I recently joined the working group for the Delta Competency Model, which seeks to describe the core competencies required to be a successful modern legal practitioner: this is the kind of person law schools are charged to produce. Comprised of three primary competency areas — the law, personal effectiveness, and business and operations — the model offers an agile and dynamic framework for describing the skills and characteristics today and tomorrow’s lawyers — and legal professionals generally — need to thrive.
My proposal is simple: we need a new flavor of legal education with a curriculum designed to teach these competencies. This must happen in the immediate future, and it must be a path to both a legal practice (as a licensed lawyer) as well as positions that do not necessarily require bar passage and licensure, such as legal operations engineer, legal designer, legal process architect, and many more positions that will be needed and do not yet exist.

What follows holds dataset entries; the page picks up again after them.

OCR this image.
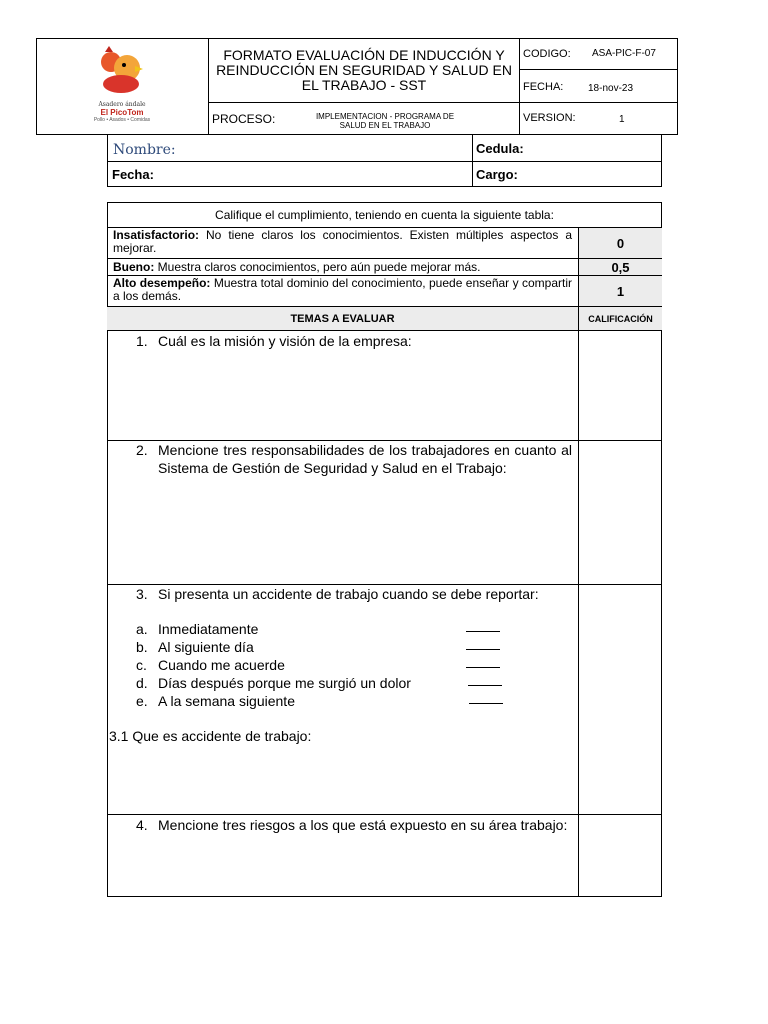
Asadero ándale
El PicoTom
Pollo • Asados • Comidas
FORMATO EVALUACIÓN DE INDUCCIÓN Y REINDUCCIÓN EN SEGURIDAD Y SALUD EN EL TRABAJO - SST
PROCESO:	IMPLEMENTACION - PROGRAMA DE SALUD EN EL TRABAJO
CODIGO: ASA-PIC-F-07
FECHA: 18-nov-23
VERSION:	1
Nombre:	Cedula:
Fecha:	Cargo:
Califique el cumplimiento, teniendo en cuenta la siguiente tabla:
Insatisfactorio: No tiene claros los conocimientos. Existen múltiples aspectos a mejorar.	0
Bueno: Muestra claros conocimientos, pero aún puede mejorar más.	0,5
Alto desempeño: Muestra total dominio del conocimiento, puede enseñar y compartir a los demás.	1
TEMAS A EVALUAR	CALIFICACIÓN
1. Cuál es la misión y visión de la empresa:
2. Mencione tres responsabilidades de los trabajadores en cuanto al Sistema de Gestión de Seguridad y Salud en el Trabajo:
3. Si presenta un accidente de trabajo cuando se debe reportar:
a. Inmediatamente
b. Al siguiente día
c. Cuando me acuerde
d. Días después porque me surgió un dolor
e. A la semana siguiente
3.1 Que es accidente de trabajo:
4. Mencione tres riesgos a los que está expuesto en su área trabajo:
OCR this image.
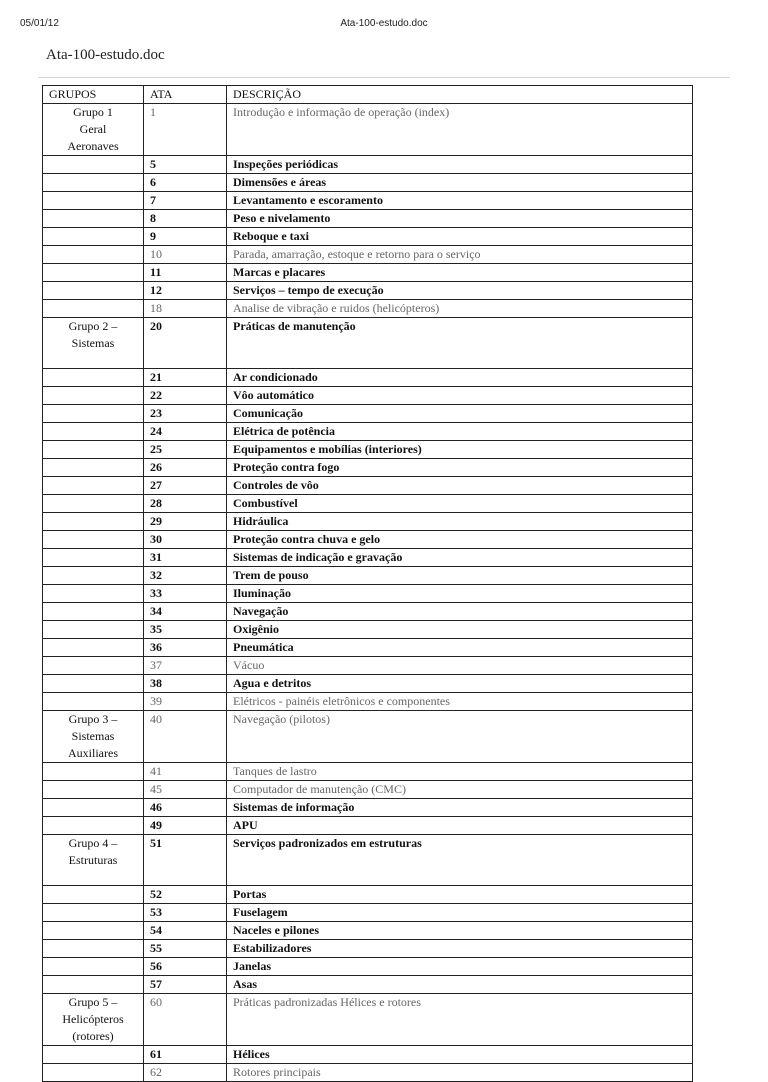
05/01/12	Ata-100-estudo.doc
Ata-100-estudo.doc
GRUPOS	ATA	DESCRIÇÃO

Grupo 1
Geral
Aeronaves	1	Introdução e informação de operação (index)
	5	Inspeções periódicas
	6	Dimensões e áreas
	7	Levantamento e escoramento
	8	Peso e nivelamento
	9	Reboque e taxi
	10	Parada, amarração, estoque e retorno para o serviço
	11	Marcas e placares
	12	Serviços – tempo de execução
	18	Analise de vibração e ruidos (helicópteros)

Grupo 2 –
Sistemas	20	Práticas de manutenção
	21	Ar condicionado
	22	Vôo automático
	23	Comunicação
	24	Elétrica de potência
	25	Equipamentos e mobílias (interiores)
	26	Proteção contra fogo
	27	Controles de vôo
	28	Combustível
	29	Hidráulica
	30	Proteção contra chuva e gelo
	31	Sistemas de indicação e gravação
	32	Trem de pouso
	33	Iluminação
	34	Navegação
	35	Oxigênio
	36	Pneumática
	37	Vácuo
	38	Agua e detritos
	39	Elétricos - painéis eletrônicos e componentes

Grupo 3 –
Sistemas
Auxiliares	40	Navegação (pilotos)
	41	Tanques de lastro
	45	Computador de manutenção (CMC)
	46	Sistemas de informação
	49	APU

Grupo 4 –
Estruturas	51	Serviços padronizados em estruturas
	52	Portas
	53	Fuselagem
	54	Naceles e pilones
	55	Estabilizadores
	56	Janelas
	57	Asas

Grupo 5 –
Helicópteros
(rotores)	60	Práticas padronizadas Hélices e rotores
	61	Hélices
	62	Rotores principais
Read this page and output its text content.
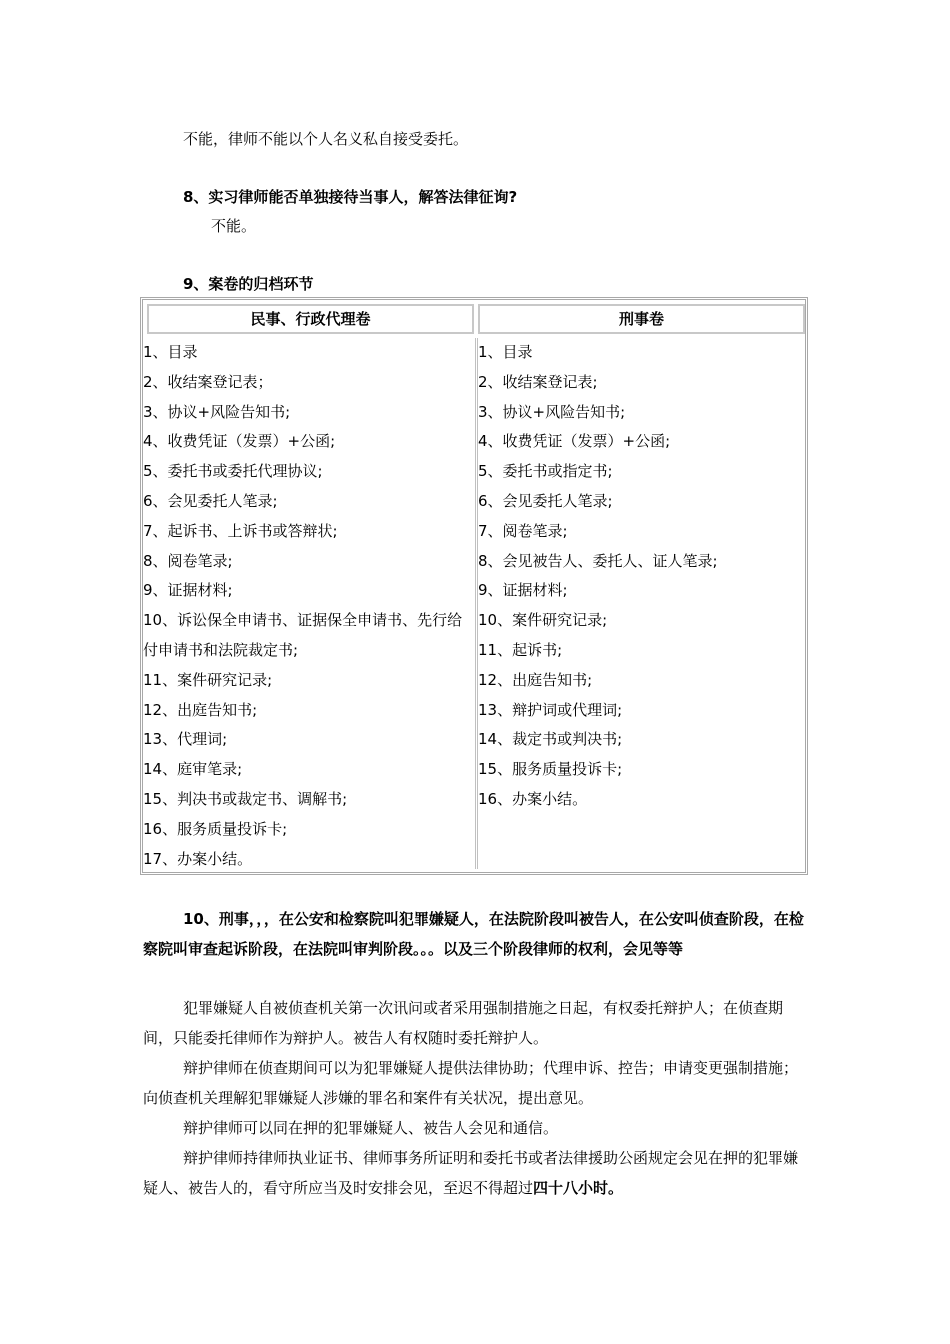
不能，律师不能以个人名义私自接受委托。
8、实习律师能否单独接待当事人，解答法律征询?
不能。
9、案卷的归档环节
民事、行政代理卷	刑事卷
1、目录
2、收结案登记表；
3、协议+风险告知书;
4、收费凭证（发票）+公函;
5、委托书或委托代理协议;
6、会见委托人笔录;
7、起诉书、上诉书或答辩状;
8、阅卷笔录;
9、证据材料;
10、诉讼保全申请书、证据保全申请书、先行给付申请书和法院裁定书;
11、案件研究记录;
12、出庭告知书;
13、代理词;
14、庭审笔录;
15、判决书或裁定书、调解书;
16、服务质量投诉卡;
17、办案小结。
1、目录
2、收结案登记表;
3、协议+风险告知书;
4、收费凭证（发票）+公函;
5、委托书或指定书;
6、会见委托人笔录;
7、阅卷笔录;
8、会见被告人、委托人、证人笔录;
9、证据材料;
10、案件研究记录;
11、起诉书;
12、出庭告知书;
13、辩护词或代理词;
14、裁定书或判决书;
15、服务质量投诉卡;
16、办案小结。
10、刑事，，，在公安和检察院叫犯罪嫌疑人，在法院阶段叫被告人，在公安叫侦查阶段，在检察院叫审查起诉阶段，在法院叫审判阶段。。。以及三个阶段律师的权利，会见等等
犯罪嫌疑人自被侦查机关第一次讯问或者采用强制措施之日起，有权委托辩护人；在侦查期间，只能委托律师作为辩护人。被告人有权随时委托辩护人。
辩护律师在侦查期间可以为犯罪嫌疑人提供法律协助；代理申诉、控告；申请变更强制措施；向侦查机关理解犯罪嫌疑人涉嫌的罪名和案件有关状况，提出意见。
辩护律师可以同在押的犯罪嫌疑人、被告人会见和通信。
辩护律师持律师执业证书、律师事务所证明和委托书或者法律援助公函规定会见在押的犯罪嫌疑人、被告人的，看守所应当及时安排会见，至迟不得超过四十八小时。
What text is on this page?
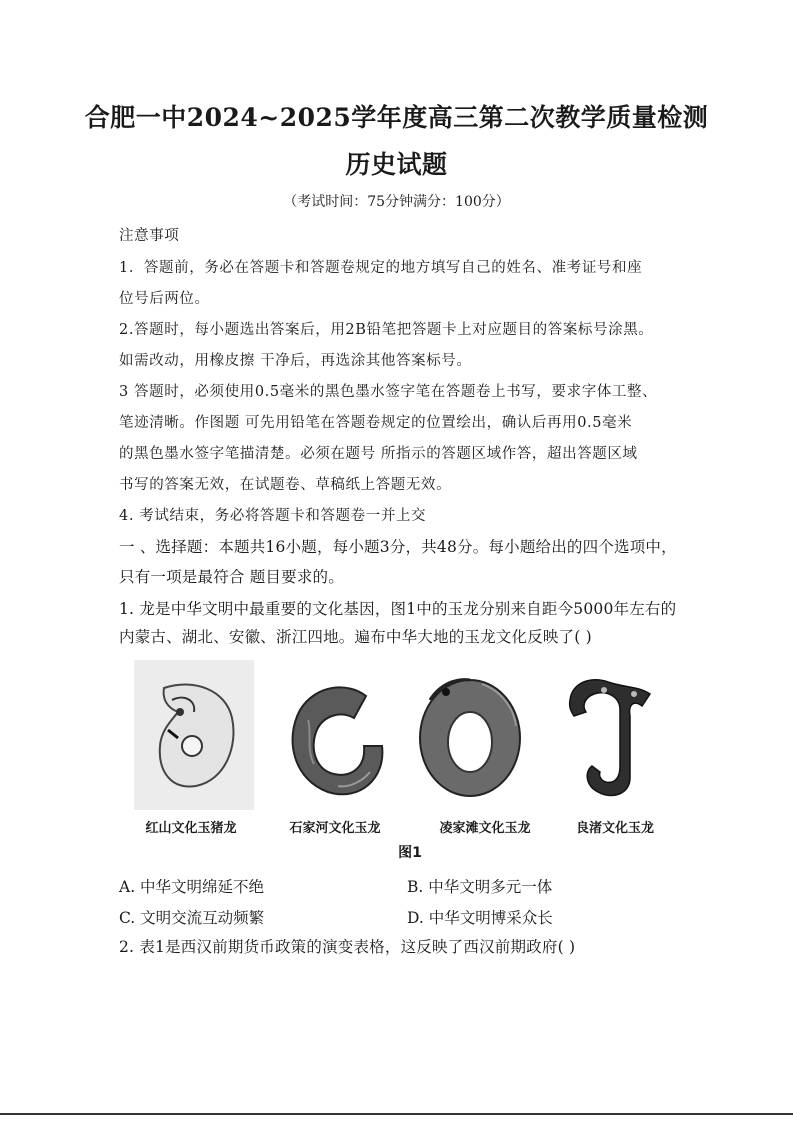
合肥一中2024~2025学年度高三第二次教学质量检测
历史试题
（考试时间：75分钟满分：100分）
注意事项
1．答题前，务必在答题卡和答题卷规定的地方填写自己的姓名、准考证号和座
位号后两位。
2.答题时，每小题选出答案后，用2B铅笔把答题卡上对应题目的答案标号涂黑。
如需改动，用橡皮擦 干净后，再选涂其他答案标号。
3 答题时，必须使用0.5毫米的黑色墨水签字笔在答题卷上书写，要求字体工整、
笔迹清晰。作图题 可先用铅笔在答题卷规定的位置绘出，确认后再用0.5毫米
的黑色墨水签字笔描清楚。必须在题号 所指示的答题区域作答，超出答题区域
书写的答案无效，在试题卷、草稿纸上答题无效。
4. 考试结束，务必将答题卡和答题卷一并上交
一 、选择题：本题共16小题，每小题3分，共48分。每小题给出的四个选项中，
只有一项是最符合 题目要求的。
1. 龙是中华文明中最重要的文化基因，图1中的玉龙分别来自距今5000年左右的
内蒙古、湖北、安徽、浙江四地。遍布中华大地的玉龙文化反映了( )
红山文化玉猪龙	石家河文化玉龙	凌家滩文化玉龙	良渚文化玉龙
图1
A. 中华文明绵延不绝	B. 中华文明多元一体
C. 文明交流互动频繁	D. 中华文明博采众长
2. 表1是西汉前期货币政策的演变表格，这反映了西汉前期政府( )
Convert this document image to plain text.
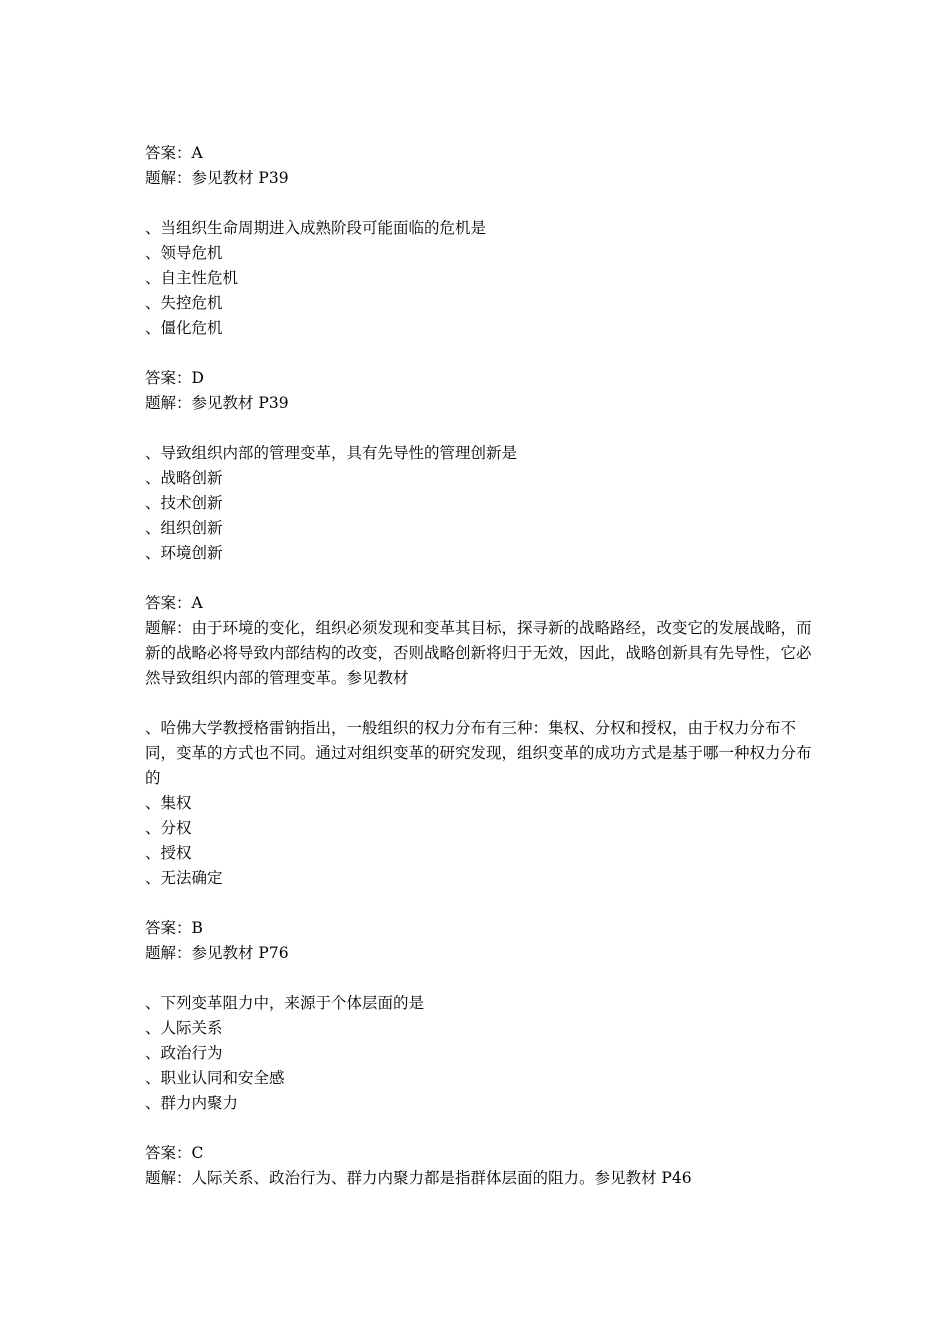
答案：A
题解：参见教材 P39
、当组织生命周期进入成熟阶段可能面临的危机是
、领导危机
、自主性危机
、失控危机
、僵化危机
答案：D
题解：参见教材 P39
、导致组织内部的管理变革，具有先导性的管理创新是
、战略创新
、技术创新
、组织创新
、环境创新
答案：A
题解：由于环境的变化，组织必须发现和变革其目标，探寻新的战略路经，改变它的发展战略，而新的战略必将导致内部结构的改变，否则战略创新将归于无效，因此，战略创新具有先导性，它必然导致组织内部的管理变革。参见教材
、哈佛大学教授格雷钠指出，一般组织的权力分布有三种：集权、分权和授权，由于权力分布不同，变革的方式也不同。通过对组织变革的研究发现，组织变革的成功方式是基于哪一种权力分布的
、集权
、分权
、授权
、无法确定
答案：B
题解：参见教材 P76
、下列变革阻力中，来源于个体层面的是
、人际关系
、政治行为
、职业认同和安全感
、群力内聚力
答案：C
题解：人际关系、政治行为、群力内聚力都是指群体层面的阻力。参见教材 P46
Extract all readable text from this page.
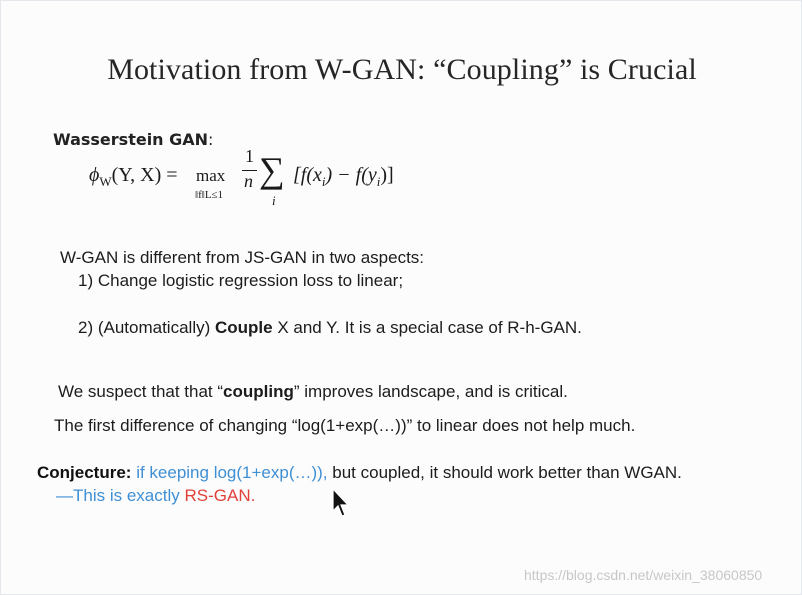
Motivation from W-GAN: “Coupling” is Crucial
Wasserstein GAN:
$\phi_W(Y$, X) = max
‖f‖L≤1
1
n ∑
i
$[f(x_i) - f(y_i)]$
W-GAN is different from JS-GAN in two aspects:
1) Change logistic regression loss to linear;
2) (Automatically) Couple X and Y. It is a special case of R-h-GAN.
We suspect that that “coupling” improves landscape, and is critical.
The first difference of changing “log(1+exp(…))” to linear does not help much.
Conjecture: if keeping log(1+exp(…)), but coupled, it should work better than WGAN.
—This is exactly RS-GAN.
https://blog.csdn.net/weixin_38060850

How do we do this? This also is very simple: the ABA creates a sandbox for designing and testing new flavors of accredited legal education, to include curricular content aligned with modern competencies (e.g. the Delta Model) and delivered using modern pedagogical best practices, including methods based in learning science and integrating advanced technology. All at a cost to law students that does not unduly burden them financially and therefore limit (or dictate) their reasonable employment options post-graduation.
Our obligations to uphold the rule of law and provide access to justice are too great for us to continue with our heads buried in these shifting sands. I’m a 5th-generation lawyer practicing for 20+ years. And I will leave legal education and the profession completely before I stand idly by and bear witness to our continued collective hubris. The time is now.
 Thomas D. Morgan, The Changing Face of Legal Education: Its Impact on What It Means to Be a Lawyer, 45 Akron L. Rev. 811, 811 (2011).